Arrival, Blade Runner 2049 ve Sicario ile zaten filmine giderken önümüzü iliklememiz gerektiğini bize öğreten yönetmen Denis Villeneuve, Dune’da bunu başarıyor. Yeni bir dünyamız daha var. Dune sadece epik bir film değil, aşk şiirleri yazılması gereken bir efsane. Gerçekten bu yeni dünyayı Fremenlerin mesih “Lisan Al Gaib”i bekleyişi gibi beklemedik mi?  Ben Özge Tan, Sandviç’in bana verdiği yetkiyle Arrakis’in çöllerini yeni geek yuvamız ilan ediyorum. Atreides! Atreides! Atreides!
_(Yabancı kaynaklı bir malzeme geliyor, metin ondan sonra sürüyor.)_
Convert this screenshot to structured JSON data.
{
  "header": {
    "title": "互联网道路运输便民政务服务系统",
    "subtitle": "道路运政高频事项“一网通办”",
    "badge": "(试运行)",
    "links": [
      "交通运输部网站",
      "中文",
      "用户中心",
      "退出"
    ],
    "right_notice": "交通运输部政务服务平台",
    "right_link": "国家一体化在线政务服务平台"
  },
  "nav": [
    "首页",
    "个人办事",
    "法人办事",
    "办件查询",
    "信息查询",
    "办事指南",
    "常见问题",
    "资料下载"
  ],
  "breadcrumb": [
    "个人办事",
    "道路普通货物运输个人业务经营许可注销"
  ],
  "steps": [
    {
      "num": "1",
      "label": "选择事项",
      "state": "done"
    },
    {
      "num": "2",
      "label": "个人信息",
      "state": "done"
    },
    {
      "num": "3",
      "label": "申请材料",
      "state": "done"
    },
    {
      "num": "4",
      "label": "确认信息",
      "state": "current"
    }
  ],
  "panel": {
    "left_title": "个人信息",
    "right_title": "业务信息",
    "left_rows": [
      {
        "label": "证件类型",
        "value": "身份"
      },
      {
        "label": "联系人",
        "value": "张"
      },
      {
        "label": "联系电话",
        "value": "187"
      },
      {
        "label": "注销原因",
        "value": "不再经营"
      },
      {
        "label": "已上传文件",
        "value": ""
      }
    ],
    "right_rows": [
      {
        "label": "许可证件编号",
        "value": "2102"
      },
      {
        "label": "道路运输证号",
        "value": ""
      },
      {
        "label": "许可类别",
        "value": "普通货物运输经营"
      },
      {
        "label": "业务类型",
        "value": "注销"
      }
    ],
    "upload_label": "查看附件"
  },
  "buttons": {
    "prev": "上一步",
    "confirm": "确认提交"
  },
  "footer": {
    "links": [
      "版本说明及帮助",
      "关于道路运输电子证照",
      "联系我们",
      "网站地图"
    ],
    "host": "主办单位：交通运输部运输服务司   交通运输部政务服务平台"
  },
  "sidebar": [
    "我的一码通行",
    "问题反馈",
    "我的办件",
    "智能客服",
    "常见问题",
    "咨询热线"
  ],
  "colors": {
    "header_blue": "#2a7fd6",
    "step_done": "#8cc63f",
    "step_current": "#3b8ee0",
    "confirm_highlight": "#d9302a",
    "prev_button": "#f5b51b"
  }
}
Evet, çok da galeyana gelmeden yazıya devam edelim 🙂 Film Frank Herbert’ın tüm zamanların en çok satan bilim kurgu romanı unvanına sahip Dune serisinden uyarlama ve perdeye yansıtılan ilk kitabın yarısı olsa da asla fazla gelen detay, sahne yok; aksine 4 saatlik bir director’s cut için yol gözletiyor. Tabii bu çöl hasretimizi dindirecek güzel haber, filmin vizyondaki ilk haftasında geldi. İkinci film için hazırlıklara başlandı. Çölümüze Ekim 2023’te yeniden kavuşacağız!

Filmin müzikleri Hans Zimmer’a aitken, görüntü yönetmeni dünyanın en iyilerinden kabul edilen Greig Fraser. Timothee Clement, Rebecca Ferguson, Oscar Isaac, Javier Bardem, Zendaya ve Jason Momoa’yı bir araya getiren oyuncu kadrosunun mükemmelliği zaten tartışmaya açık bile değildir herhalde.  Dune dillerinin yaratımında çalışan isim ise Game of Thrones dizisinde Dothraki ve Valyrian dillerinin yaratıcısı olan David J. Peterson’dan başkası değil. Bu da klişe bir tabirle, başarı tesadüf değildir, dedirtiyor. Ve sinemanın gücüne bir kez daha iman ettiriyor.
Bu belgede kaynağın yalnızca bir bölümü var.